Common LID Techniques
- Rain Gardens (Do-It-Yourself Example). A garden that takes advantage of rainfall and storm water runoff in its design and plant selection. Two basic types include underdrained and self-contained. Both are designed to improve water quality, reduce runoff volumes and facilitate infiltration of clean water. Water in a rain garden should fully drain within four hours of a one inch rain event.
- Bioretention/Bioswale. Designed to provide an element of water quality control while also allowing quantity control by infiltrating and temporarily storing water runoff. Often used in development sites, the main goal is to minimize, detain and retain post construction runoff uniformly and mimic pre-development hydrology. In a swale design, water is often spread along a shallow lengthy graded ditch to maximize stormwater duration in the swale to allow for greater infiltration and trapping of contaminants and silt.

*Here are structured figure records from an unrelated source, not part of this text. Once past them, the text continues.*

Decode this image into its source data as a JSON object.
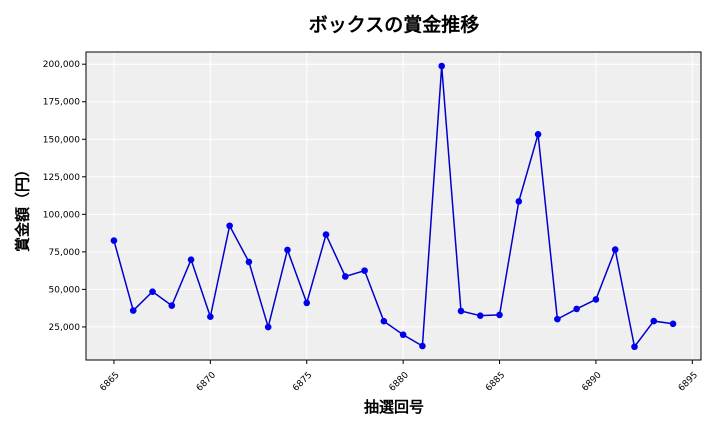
{
  "chart_data": {
    "type": "line",
    "title": "ボックスの賞金推移",
    "xlabel": "抽選回号",
    "ylabel": "賞金額（円）",
    "x": [
      6865,
      6866,
      6867,
      6868,
      6869,
      6870,
      6871,
      6872,
      6873,
      6874,
      6875,
      6876,
      6877,
      6878,
      6879,
      6880,
      6881,
      6882,
      6883,
      6884,
      6885,
      6886,
      6887,
      6888,
      6889,
      6890,
      6891,
      6892,
      6893,
      6894
    ],
    "series": [
      {
        "values": [
          82500,
          35900,
          48500,
          39200,
          69800,
          31800,
          92400,
          68300,
          24900,
          76300,
          41000,
          86500,
          58600,
          62500,
          28800,
          19800,
          12300,
          198800,
          35600,
          32500,
          33000,
          108600,
          153300,
          30200,
          37000,
          43300,
          76500,
          11800,
          28900,
          27100
        ]
      }
    ],
    "xticks": [
      6865,
      6870,
      6875,
      6880,
      6885,
      6890,
      6895
    ],
    "xtick_labels": [
      "6865",
      "6870",
      "6875",
      "6880",
      "6885",
      "6890",
      "6895"
    ],
    "yticks": [
      25000,
      50000,
      75000,
      100000,
      125000,
      150000,
      175000,
      200000
    ],
    "ytick_labels": [
      "25,000",
      "50,000",
      "75,000",
      "100,000",
      "125,000",
      "150,000",
      "175,000",
      "200,000"
    ],
    "xlim": [
      6863.55,
      6895.45
    ],
    "ylim": [
      2970,
      208130
    ],
    "grid": true,
    "colors": {
      "line": "#0000cc",
      "marker": "#0000ee",
      "background": "#efefef",
      "grid": "#ffffff"
    }
  }
}
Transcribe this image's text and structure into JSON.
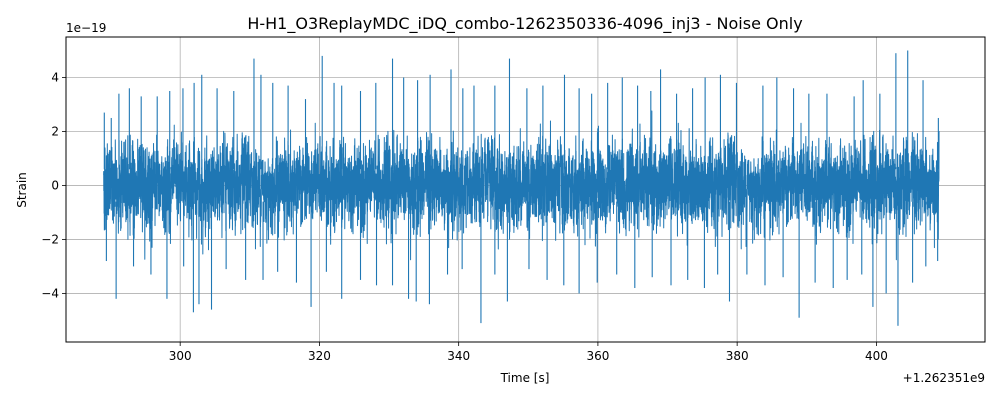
{
  "chart_data": {
    "type": "line",
    "title": "H-H1_O3ReplayMDC_iDQ_combo-1262350336-4096_inj3 - Noise Only",
    "xlabel": "Time [s]",
    "ylabel": "Strain",
    "x_offset_label": "+1.262351e9",
    "y_scale_label": "1e−19",
    "xlim": [
      283.6,
      415.6
    ],
    "ylim": [
      -5.8,
      5.5
    ],
    "x_range_data": [
      289.0,
      409.0
    ],
    "x_ticks": [
      300,
      320,
      340,
      360,
      380,
      400
    ],
    "x_tick_labels": [
      "300",
      "320",
      "340",
      "360",
      "380",
      "400"
    ],
    "y_ticks": [
      -4,
      -2,
      0,
      2,
      4
    ],
    "y_tick_labels": [
      "−4",
      "−2",
      "0",
      "2",
      "4"
    ],
    "grid": true,
    "series": [
      {
        "color": "#1f77b4",
        "peaks": [
          {
            "x": 289.1,
            "y": 2.7
          },
          {
            "x": 290.1,
            "y": 2.5
          },
          {
            "x": 291.2,
            "y": 3.4
          },
          {
            "x": 292.7,
            "y": 3.6
          },
          {
            "x": 294.4,
            "y": 3.3
          },
          {
            "x": 296.7,
            "y": 3.3
          },
          {
            "x": 298.5,
            "y": 3.5
          },
          {
            "x": 300.4,
            "y": 3.6
          },
          {
            "x": 302.0,
            "y": 3.8
          },
          {
            "x": 303.1,
            "y": 4.1
          },
          {
            "x": 305.3,
            "y": 3.6
          },
          {
            "x": 307.7,
            "y": 3.5
          },
          {
            "x": 310.6,
            "y": 4.7
          },
          {
            "x": 311.6,
            "y": 4.1
          },
          {
            "x": 313.3,
            "y": 3.8
          },
          {
            "x": 315.5,
            "y": 3.7
          },
          {
            "x": 318.0,
            "y": 3.2
          },
          {
            "x": 320.4,
            "y": 4.8
          },
          {
            "x": 322.1,
            "y": 3.8
          },
          {
            "x": 323.2,
            "y": 3.7
          },
          {
            "x": 325.9,
            "y": 3.5
          },
          {
            "x": 328.1,
            "y": 3.8
          },
          {
            "x": 330.5,
            "y": 4.7
          },
          {
            "x": 332.1,
            "y": 4.0
          },
          {
            "x": 334.1,
            "y": 3.9
          },
          {
            "x": 335.9,
            "y": 4.1
          },
          {
            "x": 338.9,
            "y": 4.3
          },
          {
            "x": 340.6,
            "y": 3.6
          },
          {
            "x": 342.2,
            "y": 3.7
          },
          {
            "x": 345.2,
            "y": 3.7
          },
          {
            "x": 347.3,
            "y": 4.7
          },
          {
            "x": 349.8,
            "y": 3.6
          },
          {
            "x": 352.1,
            "y": 3.7
          },
          {
            "x": 355.2,
            "y": 4.1
          },
          {
            "x": 357.3,
            "y": 3.6
          },
          {
            "x": 359.1,
            "y": 3.4
          },
          {
            "x": 361.4,
            "y": 3.8
          },
          {
            "x": 363.5,
            "y": 4.0
          },
          {
            "x": 365.7,
            "y": 3.7
          },
          {
            "x": 367.6,
            "y": 3.5
          },
          {
            "x": 369.0,
            "y": 4.3
          },
          {
            "x": 371.3,
            "y": 3.4
          },
          {
            "x": 373.6,
            "y": 3.6
          },
          {
            "x": 375.4,
            "y": 4.0
          },
          {
            "x": 377.6,
            "y": 4.1
          },
          {
            "x": 379.9,
            "y": 3.8
          },
          {
            "x": 383.7,
            "y": 3.7
          },
          {
            "x": 385.7,
            "y": 4.0
          },
          {
            "x": 388.1,
            "y": 3.6
          },
          {
            "x": 390.3,
            "y": 3.4
          },
          {
            "x": 392.9,
            "y": 3.4
          },
          {
            "x": 396.8,
            "y": 3.3
          },
          {
            "x": 398.1,
            "y": 3.9
          },
          {
            "x": 400.5,
            "y": 3.4
          },
          {
            "x": 402.8,
            "y": 4.9
          },
          {
            "x": 404.5,
            "y": 5.0
          },
          {
            "x": 406.7,
            "y": 3.9
          },
          {
            "x": 408.9,
            "y": 2.5
          }
        ],
        "troughs": [
          {
            "x": 289.4,
            "y": -2.8
          },
          {
            "x": 290.8,
            "y": -4.2
          },
          {
            "x": 293.3,
            "y": -3.0
          },
          {
            "x": 295.8,
            "y": -3.3
          },
          {
            "x": 298.1,
            "y": -4.2
          },
          {
            "x": 300.5,
            "y": -3.0
          },
          {
            "x": 301.9,
            "y": -4.7
          },
          {
            "x": 302.7,
            "y": -4.4
          },
          {
            "x": 304.5,
            "y": -4.6
          },
          {
            "x": 306.6,
            "y": -3.1
          },
          {
            "x": 309.4,
            "y": -3.5
          },
          {
            "x": 311.9,
            "y": -3.5
          },
          {
            "x": 314.0,
            "y": -3.2
          },
          {
            "x": 316.7,
            "y": -3.6
          },
          {
            "x": 318.8,
            "y": -4.5
          },
          {
            "x": 321.0,
            "y": -3.2
          },
          {
            "x": 323.2,
            "y": -4.2
          },
          {
            "x": 325.9,
            "y": -3.5
          },
          {
            "x": 328.2,
            "y": -3.7
          },
          {
            "x": 330.5,
            "y": -3.7
          },
          {
            "x": 332.8,
            "y": -4.2
          },
          {
            "x": 333.9,
            "y": -4.3
          },
          {
            "x": 335.8,
            "y": -4.4
          },
          {
            "x": 338.4,
            "y": -3.3
          },
          {
            "x": 340.5,
            "y": -3.1
          },
          {
            "x": 343.2,
            "y": -5.1
          },
          {
            "x": 345.2,
            "y": -3.3
          },
          {
            "x": 347.0,
            "y": -4.3
          },
          {
            "x": 350.1,
            "y": -3.1
          },
          {
            "x": 352.7,
            "y": -3.5
          },
          {
            "x": 355.1,
            "y": -3.7
          },
          {
            "x": 357.3,
            "y": -4.0
          },
          {
            "x": 359.9,
            "y": -3.6
          },
          {
            "x": 362.7,
            "y": -3.3
          },
          {
            "x": 365.3,
            "y": -3.8
          },
          {
            "x": 367.8,
            "y": -3.4
          },
          {
            "x": 370.5,
            "y": -3.7
          },
          {
            "x": 372.9,
            "y": -3.5
          },
          {
            "x": 375.3,
            "y": -3.8
          },
          {
            "x": 377.2,
            "y": -3.3
          },
          {
            "x": 378.9,
            "y": -4.3
          },
          {
            "x": 381.4,
            "y": -3.3
          },
          {
            "x": 384.0,
            "y": -3.7
          },
          {
            "x": 386.6,
            "y": -3.4
          },
          {
            "x": 388.9,
            "y": -4.9
          },
          {
            "x": 391.2,
            "y": -3.6
          },
          {
            "x": 393.8,
            "y": -3.8
          },
          {
            "x": 395.8,
            "y": -3.5
          },
          {
            "x": 397.9,
            "y": -3.3
          },
          {
            "x": 399.5,
            "y": -4.5
          },
          {
            "x": 401.4,
            "y": -4.0
          },
          {
            "x": 403.1,
            "y": -5.2
          },
          {
            "x": 405.2,
            "y": -3.6
          },
          {
            "x": 407.1,
            "y": -3.0
          },
          {
            "x": 408.8,
            "y": -2.8
          }
        ]
      }
    ]
  },
  "colors": {
    "line": "#1f77b4",
    "grid": "#b0b0b0",
    "axes": "#000000",
    "background": "#ffffff"
  }
}
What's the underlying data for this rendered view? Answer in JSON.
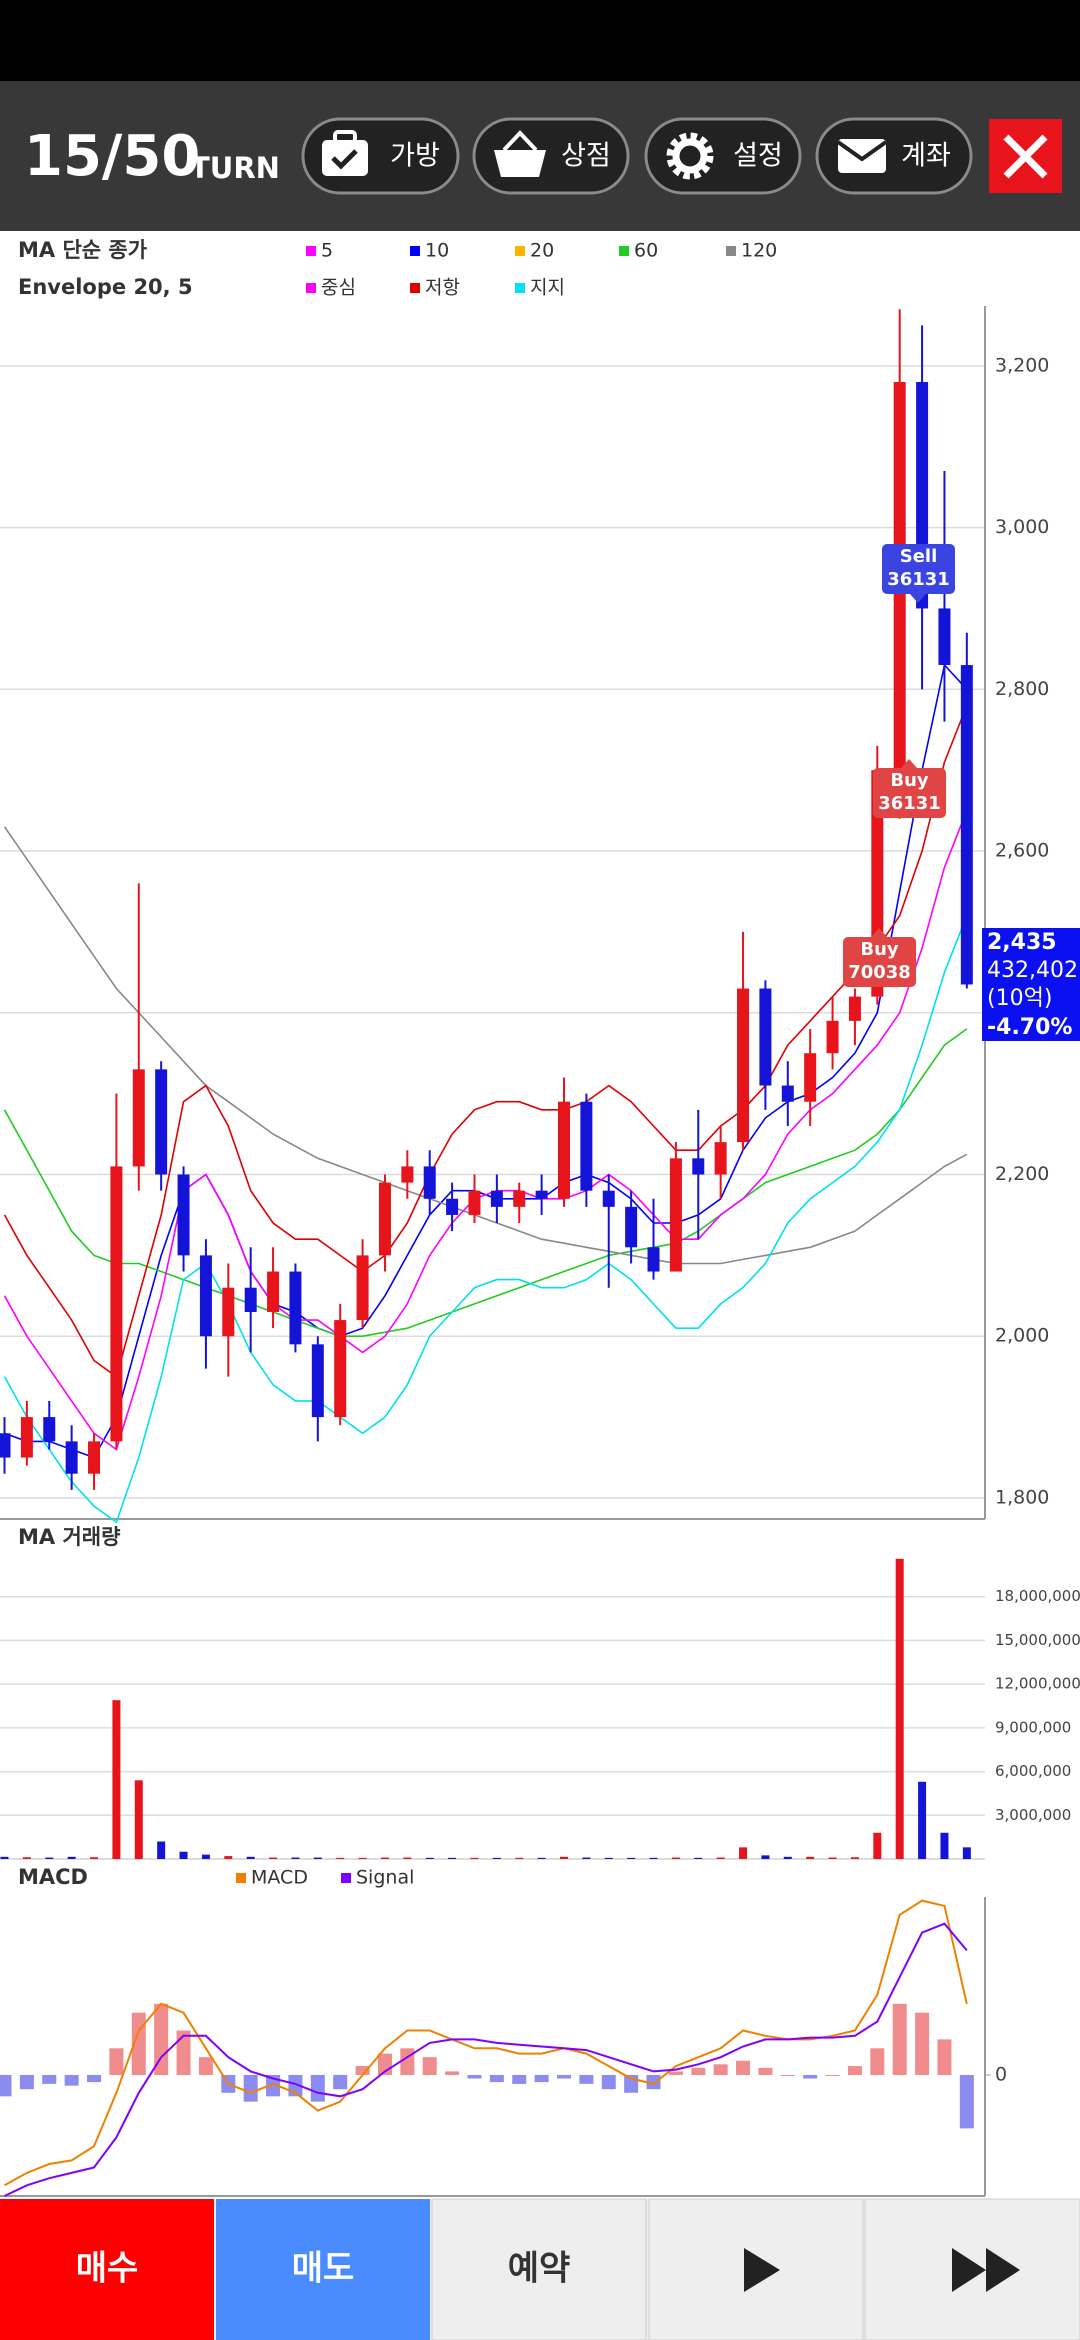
{
  "header": {
    "turn": "15/50",
    "turn_label": "TURN",
    "buttons": [
      "가방",
      "상점",
      "설정",
      "계좌"
    ]
  },
  "footer": {
    "buttons": [
      "매수",
      "매도",
      "예약"
    ]
  },
  "chart_data": [
    {
      "type": "candlestick",
      "title": "MA 단순 종가",
      "subtitle": "Envelope 20, 5",
      "open": [
        1880,
        1850,
        1900,
        1870,
        1830,
        1870,
        2210,
        2330,
        2200,
        2100,
        2000,
        2060,
        2030,
        2080,
        1990,
        1900,
        2020,
        2100,
        2190,
        2210,
        2170,
        2150,
        2180,
        2160,
        2180,
        2170,
        2290,
        2180,
        2160,
        2110,
        2080,
        2220,
        2200,
        2240,
        2430,
        2310,
        2290,
        2350,
        2390,
        2420,
        2650,
        3180,
        2900,
        2830
      ],
      "high": [
        1900,
        1920,
        1920,
        1890,
        1880,
        2300,
        2560,
        2340,
        2210,
        2120,
        2090,
        2110,
        2110,
        2090,
        2000,
        2040,
        2120,
        2200,
        2230,
        2230,
        2190,
        2200,
        2200,
        2190,
        2200,
        2320,
        2300,
        2200,
        2180,
        2170,
        2240,
        2280,
        2260,
        2500,
        2440,
        2340,
        2380,
        2420,
        2430,
        2730,
        3270,
        3250,
        3070,
        2870
      ],
      "low": [
        1830,
        1840,
        1860,
        1810,
        1810,
        1860,
        2180,
        2180,
        2080,
        1960,
        1950,
        1980,
        2010,
        1980,
        1870,
        1890,
        2010,
        2080,
        2170,
        2150,
        2130,
        2140,
        2140,
        2140,
        2150,
        2160,
        2160,
        2060,
        2090,
        2070,
        2080,
        2120,
        2170,
        2230,
        2280,
        2260,
        2260,
        2330,
        2360,
        2410,
        2640,
        2800,
        2760,
        2430
      ],
      "close": [
        1850,
        1900,
        1870,
        1830,
        1870,
        2210,
        2330,
        2200,
        2100,
        2000,
        2060,
        2030,
        2080,
        1990,
        1900,
        2020,
        2100,
        2190,
        2210,
        2170,
        2150,
        2180,
        2160,
        2180,
        2170,
        2290,
        2180,
        2160,
        2110,
        2080,
        2220,
        2200,
        2240,
        2430,
        2310,
        2290,
        2350,
        2390,
        2420,
        2700,
        3180,
        2900,
        2830,
        2435
      ],
      "up_color": "#e8141c",
      "down_color": "#1414d8",
      "ma_series": [
        {
          "name": "5",
          "color": "#ff00ff"
        },
        {
          "name": "10",
          "color": "#0000ff",
          "values": [
            1880,
            1870,
            1870,
            1860,
            1850,
            1900,
            2000,
            2100,
            2180,
            2200,
            2150,
            2080,
            2040,
            2030,
            2010,
            2000,
            2010,
            2050,
            2100,
            2150,
            2180,
            2180,
            2170,
            2170,
            2170,
            2190,
            2200,
            2190,
            2170,
            2140,
            2140,
            2150,
            2170,
            2230,
            2270,
            2290,
            2300,
            2320,
            2350,
            2400,
            2550,
            2700,
            2830,
            2800
          ]
        },
        {
          "name": "20",
          "color": "#ffb400"
        },
        {
          "name": "60",
          "color": "#22cc22",
          "values": [
            2280,
            2230,
            2180,
            2130,
            2100,
            2090,
            2090,
            2080,
            2070,
            2060,
            2050,
            2040,
            2030,
            2020,
            2010,
            2000,
            2000,
            2005,
            2010,
            2020,
            2030,
            2040,
            2050,
            2060,
            2070,
            2080,
            2090,
            2100,
            2105,
            2110,
            2115,
            2130,
            2150,
            2170,
            2190,
            2200,
            2210,
            2220,
            2230,
            2250,
            2280,
            2320,
            2360,
            2380
          ]
        },
        {
          "name": "120",
          "color": "#888888",
          "values": [
            2630,
            2590,
            2550,
            2510,
            2470,
            2430,
            2400,
            2370,
            2340,
            2310,
            2290,
            2270,
            2250,
            2235,
            2220,
            2210,
            2200,
            2190,
            2180,
            2170,
            2160,
            2150,
            2140,
            2130,
            2120,
            2115,
            2110,
            2105,
            2100,
            2095,
            2090,
            2090,
            2090,
            2095,
            2100,
            2105,
            2110,
            2120,
            2130,
            2150,
            2170,
            2190,
            2210,
            2225
          ]
        }
      ],
      "envelope_series": [
        {
          "name": "중심",
          "color": "#ff00ff",
          "values": [
            2050,
            2000,
            1960,
            1920,
            1880,
            1860,
            1950,
            2050,
            2180,
            2200,
            2150,
            2080,
            2040,
            2020,
            2020,
            2000,
            1980,
            2000,
            2040,
            2100,
            2140,
            2170,
            2180,
            2180,
            2170,
            2170,
            2180,
            2200,
            2180,
            2150,
            2120,
            2120,
            2150,
            2170,
            2200,
            2250,
            2280,
            2300,
            2330,
            2360,
            2400,
            2480,
            2580,
            2650
          ]
        },
        {
          "name": "저항",
          "color": "#e00000",
          "values": [
            2150,
            2100,
            2060,
            2020,
            1970,
            1950,
            2050,
            2150,
            2290,
            2310,
            2260,
            2180,
            2140,
            2120,
            2120,
            2100,
            2080,
            2100,
            2140,
            2200,
            2250,
            2280,
            2290,
            2290,
            2280,
            2280,
            2290,
            2310,
            2290,
            2260,
            2230,
            2230,
            2260,
            2280,
            2310,
            2360,
            2390,
            2420,
            2450,
            2480,
            2520,
            2600,
            2710,
            2780
          ]
        },
        {
          "name": "지지",
          "color": "#00e0f0",
          "values": [
            1950,
            1900,
            1860,
            1820,
            1790,
            1770,
            1850,
            1950,
            2070,
            2090,
            2040,
            1980,
            1940,
            1920,
            1920,
            1900,
            1880,
            1900,
            1940,
            2000,
            2030,
            2060,
            2070,
            2070,
            2060,
            2060,
            2070,
            2090,
            2070,
            2040,
            2010,
            2010,
            2040,
            2060,
            2090,
            2140,
            2170,
            2190,
            2210,
            2240,
            2280,
            2360,
            2450,
            2520
          ]
        }
      ],
      "ylim": [
        1774,
        3274
      ],
      "yticks": [
        {
          "value": 1800,
          "label": "1,800"
        },
        {
          "value": 2000,
          "label": "2,000"
        },
        {
          "value": 2200,
          "label": "2,200"
        },
        {
          "value": 2400,
          "label": "2,400"
        },
        {
          "value": 2600,
          "label": "2,600"
        },
        {
          "value": 2800,
          "label": "2,800"
        },
        {
          "value": 3000,
          "label": "3,000"
        },
        {
          "value": 3200,
          "label": "3,200"
        }
      ],
      "grid": true,
      "markers": [
        {
          "label": "Sell",
          "value": 36131
        },
        {
          "label": "Buy",
          "value": 36131
        },
        {
          "label": "Buy",
          "value": 70038
        }
      ],
      "current": {
        "price": "2,435",
        "volume": "432,402",
        "unit": "(10억)",
        "change": "-4.70%"
      }
    },
    {
      "type": "bar",
      "title": "MA 거래량",
      "values": [
        150000,
        120000,
        100000,
        150000,
        120000,
        10900000,
        5400000,
        1200000,
        500000,
        300000,
        200000,
        150000,
        100000,
        100000,
        100000,
        80000,
        80000,
        100000,
        100000,
        80000,
        80000,
        80000,
        80000,
        80000,
        80000,
        150000,
        100000,
        80000,
        80000,
        80000,
        100000,
        80000,
        100000,
        800000,
        250000,
        150000,
        150000,
        100000,
        120000,
        1800000,
        20600000,
        5300000,
        1800000,
        800000
      ],
      "ylim": [
        0,
        21000000
      ],
      "yticks": [
        {
          "value": 3000000,
          "label": "3,000,000"
        },
        {
          "value": 6000000,
          "label": "6,000,000"
        },
        {
          "value": 9000000,
          "label": "9,000,000"
        },
        {
          "value": 12000000,
          "label": "12,000,000"
        },
        {
          "value": 15000000,
          "label": "15,000,000"
        },
        {
          "value": 18000000,
          "label": "18,000,000"
        }
      ],
      "grid": true
    },
    {
      "type": "macd",
      "title": "MACD",
      "histogram": [
        -12,
        -8,
        -5,
        -6,
        -4,
        15,
        35,
        40,
        25,
        10,
        -10,
        -15,
        -12,
        -12,
        -15,
        -8,
        5,
        12,
        15,
        10,
        2,
        -2,
        -4,
        -5,
        -4,
        -2,
        -5,
        -8,
        -10,
        -8,
        2,
        4,
        6,
        8,
        4,
        0,
        -2,
        0,
        5,
        15,
        40,
        35,
        20,
        -30
      ],
      "pos_color": "#f08c8c",
      "neg_color": "#8c8cf0",
      "series": [
        {
          "name": "MACD",
          "color": "#f08000",
          "values": [
            -62,
            -55,
            -50,
            -48,
            -40,
            -10,
            25,
            40,
            35,
            15,
            -5,
            -10,
            -5,
            -10,
            -20,
            -15,
            0,
            15,
            25,
            25,
            20,
            15,
            15,
            12,
            12,
            15,
            12,
            5,
            -2,
            -5,
            5,
            10,
            15,
            25,
            22,
            20,
            20,
            22,
            25,
            45,
            90,
            98,
            95,
            40
          ]
        },
        {
          "name": "Signal",
          "color": "#8000ff",
          "values": [
            -68,
            -62,
            -58,
            -55,
            -52,
            -35,
            -10,
            10,
            22,
            22,
            10,
            2,
            -2,
            -5,
            -10,
            -12,
            -8,
            2,
            10,
            18,
            20,
            20,
            18,
            17,
            16,
            15,
            14,
            10,
            6,
            2,
            3,
            6,
            10,
            16,
            20,
            20,
            21,
            21,
            22,
            30,
            55,
            80,
            85,
            70
          ]
        }
      ],
      "ylim": [
        -68,
        100
      ],
      "yticks": [
        0
      ]
    }
  ]
}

- Rain Barrel or Cistern (Do-It-Yourself Example). A waterproof container for holding liquids, built to catch and store rainwater. Distinguished from wells by their waterproof lining; rain barrels are often used to capture rainwater from rooftop gutters. The captured water can be utilized to irrigate the surrounding landscape and reduce stormwater runoff of developed property.
- Vegetated Roof (Green Roof). A roof of a building designed to be partially or completely covered in vegetation. Plant materials are layered over a waterproof membrane and aid in the absorption of rainwater. Green roofs also provide insulation, mitigate a heat island effect in urban areas, provide a pleasing aesthetic and create wildlife habitat.
- Permeable Pavers/Pavement. Specifically designed materials in conjunction with a base and subbase that allow the movement of storm water through the surface. Permeable pavers or pavement designs can reduce runoff, trap suspended solids and filter pollutants. The porous surface may require specific clean out maintenance based on design; but can be utilized for parking areas, sidewalks, paths, lawns, bikelanes and driveways.